While thermal power still makes up the largest portion of the electricity supply at 55.7pc, its share has declined in recent years, indicating a shift towards more indigenous and sustainable sources. Hydel, nuclear and renewable sources now collectively account for 53.7pc of total electricity generation.
“If we examine the total installed capacity, almost 50pc comes from IPPs, including around 5,000MW from four RLNG plants owned by the Punjab and federal governments. Excluding these, the share of IPPs is around 16,000-17,000MW. Of this, 4,000-5,000MW worth of plants remain under annual maintenance. Meanwhile, the generation capacity of old government-owned plants at Guddu (Gencos) has also reduced to almost half or so.

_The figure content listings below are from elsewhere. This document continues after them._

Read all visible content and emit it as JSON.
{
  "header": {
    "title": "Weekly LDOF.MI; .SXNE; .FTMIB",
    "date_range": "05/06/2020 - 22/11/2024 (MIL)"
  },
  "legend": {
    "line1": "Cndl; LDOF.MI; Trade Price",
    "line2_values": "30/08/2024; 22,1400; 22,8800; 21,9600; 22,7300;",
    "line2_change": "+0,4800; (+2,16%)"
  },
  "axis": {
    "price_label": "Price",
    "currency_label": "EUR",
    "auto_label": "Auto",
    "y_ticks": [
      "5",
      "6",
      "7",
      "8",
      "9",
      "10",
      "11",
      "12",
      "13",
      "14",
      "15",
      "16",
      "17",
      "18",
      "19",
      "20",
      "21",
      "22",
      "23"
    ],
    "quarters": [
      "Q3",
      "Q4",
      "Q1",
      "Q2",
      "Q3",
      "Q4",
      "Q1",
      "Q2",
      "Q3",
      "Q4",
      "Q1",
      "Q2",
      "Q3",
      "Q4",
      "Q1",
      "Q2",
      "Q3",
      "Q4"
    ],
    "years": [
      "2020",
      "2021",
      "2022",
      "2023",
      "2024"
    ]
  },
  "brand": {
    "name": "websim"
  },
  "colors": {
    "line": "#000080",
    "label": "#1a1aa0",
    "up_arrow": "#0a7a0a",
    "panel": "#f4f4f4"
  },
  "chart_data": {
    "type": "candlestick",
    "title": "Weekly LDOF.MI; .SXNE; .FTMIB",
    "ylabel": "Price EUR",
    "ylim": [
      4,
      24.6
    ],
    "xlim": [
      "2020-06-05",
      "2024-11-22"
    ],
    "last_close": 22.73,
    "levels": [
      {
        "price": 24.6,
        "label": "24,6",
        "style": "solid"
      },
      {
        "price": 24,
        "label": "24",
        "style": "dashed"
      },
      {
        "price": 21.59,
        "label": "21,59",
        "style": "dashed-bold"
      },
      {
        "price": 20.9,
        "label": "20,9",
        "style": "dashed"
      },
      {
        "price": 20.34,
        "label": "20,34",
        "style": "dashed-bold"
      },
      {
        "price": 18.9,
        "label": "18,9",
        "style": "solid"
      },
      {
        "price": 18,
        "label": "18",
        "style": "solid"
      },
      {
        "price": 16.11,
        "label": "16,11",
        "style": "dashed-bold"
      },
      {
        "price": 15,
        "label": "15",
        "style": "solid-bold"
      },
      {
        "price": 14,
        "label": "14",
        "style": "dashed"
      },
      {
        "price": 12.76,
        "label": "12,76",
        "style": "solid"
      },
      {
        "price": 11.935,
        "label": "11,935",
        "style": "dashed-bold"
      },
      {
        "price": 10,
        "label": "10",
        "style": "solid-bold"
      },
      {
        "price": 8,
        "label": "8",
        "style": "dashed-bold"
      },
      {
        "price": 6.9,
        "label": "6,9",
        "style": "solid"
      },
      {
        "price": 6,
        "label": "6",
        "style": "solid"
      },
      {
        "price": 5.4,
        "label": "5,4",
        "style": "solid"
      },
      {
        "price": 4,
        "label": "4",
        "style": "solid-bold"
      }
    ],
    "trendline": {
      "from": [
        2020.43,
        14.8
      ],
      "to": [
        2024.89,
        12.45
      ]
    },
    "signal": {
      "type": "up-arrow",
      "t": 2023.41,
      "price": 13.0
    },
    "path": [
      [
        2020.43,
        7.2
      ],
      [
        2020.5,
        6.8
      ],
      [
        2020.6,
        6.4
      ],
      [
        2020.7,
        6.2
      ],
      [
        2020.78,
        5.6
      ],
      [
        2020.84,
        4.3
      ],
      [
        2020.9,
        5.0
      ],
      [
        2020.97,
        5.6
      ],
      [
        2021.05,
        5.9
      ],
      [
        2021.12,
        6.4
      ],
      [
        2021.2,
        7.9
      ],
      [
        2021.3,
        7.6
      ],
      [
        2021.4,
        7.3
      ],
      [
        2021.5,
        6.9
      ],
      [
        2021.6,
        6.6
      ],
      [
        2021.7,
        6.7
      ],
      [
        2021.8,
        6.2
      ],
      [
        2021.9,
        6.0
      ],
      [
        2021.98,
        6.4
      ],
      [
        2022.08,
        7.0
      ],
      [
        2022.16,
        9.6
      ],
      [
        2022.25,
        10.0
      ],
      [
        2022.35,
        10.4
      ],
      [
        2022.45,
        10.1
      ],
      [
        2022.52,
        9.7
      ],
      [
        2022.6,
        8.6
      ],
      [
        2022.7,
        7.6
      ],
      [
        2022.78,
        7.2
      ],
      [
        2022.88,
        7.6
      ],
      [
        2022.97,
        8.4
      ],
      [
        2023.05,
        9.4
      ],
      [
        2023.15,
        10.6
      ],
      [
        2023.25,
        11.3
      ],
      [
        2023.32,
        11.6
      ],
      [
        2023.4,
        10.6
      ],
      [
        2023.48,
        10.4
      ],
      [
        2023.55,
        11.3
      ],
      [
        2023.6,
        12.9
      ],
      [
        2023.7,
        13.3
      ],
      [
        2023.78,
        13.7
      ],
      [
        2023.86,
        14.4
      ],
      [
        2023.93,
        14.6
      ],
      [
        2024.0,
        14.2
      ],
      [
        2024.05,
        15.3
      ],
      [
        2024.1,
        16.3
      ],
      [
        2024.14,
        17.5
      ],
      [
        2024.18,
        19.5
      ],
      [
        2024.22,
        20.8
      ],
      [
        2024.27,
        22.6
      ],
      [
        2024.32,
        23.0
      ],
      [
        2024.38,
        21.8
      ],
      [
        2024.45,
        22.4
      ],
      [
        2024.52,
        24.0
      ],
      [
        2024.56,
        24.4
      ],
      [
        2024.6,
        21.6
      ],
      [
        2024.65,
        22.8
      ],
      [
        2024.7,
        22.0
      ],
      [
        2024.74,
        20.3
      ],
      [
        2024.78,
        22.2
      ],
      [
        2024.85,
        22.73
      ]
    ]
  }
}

So, the generation from IPPs usually stays around 10,000MW during summer,” explained an official, on condition of anonymity.
According to him, total generation from IPPs, hydel, nuclear and other non-IPP sources ranges between 33,000MW and 34,000MW, while demand reaches around 32,000MW. “Thus, we roughly pay capacity charges for 1,000-2,000MW in summer and 3,000-5,000MW in winter, when hydel generation declines due to reduced water availability,” he said, adding that terminating PPAs with idle IPPs and halting new power projects would help reduce the overall tariffs.
Dr Fayyaz A. Chaudhry, chairman of the Board of Directors of National Grid Company of Pakistan (formerly NTDC), said the system’s firm capacity — the amount that can be dispatched to the power grid at any time — is around 40,000MW.
He noted that solar power generation, including 4,000-5,000MW from net-metered systems and additional non-net-metered capacity, is not considered firm capacity because it’s unavailable in the evening.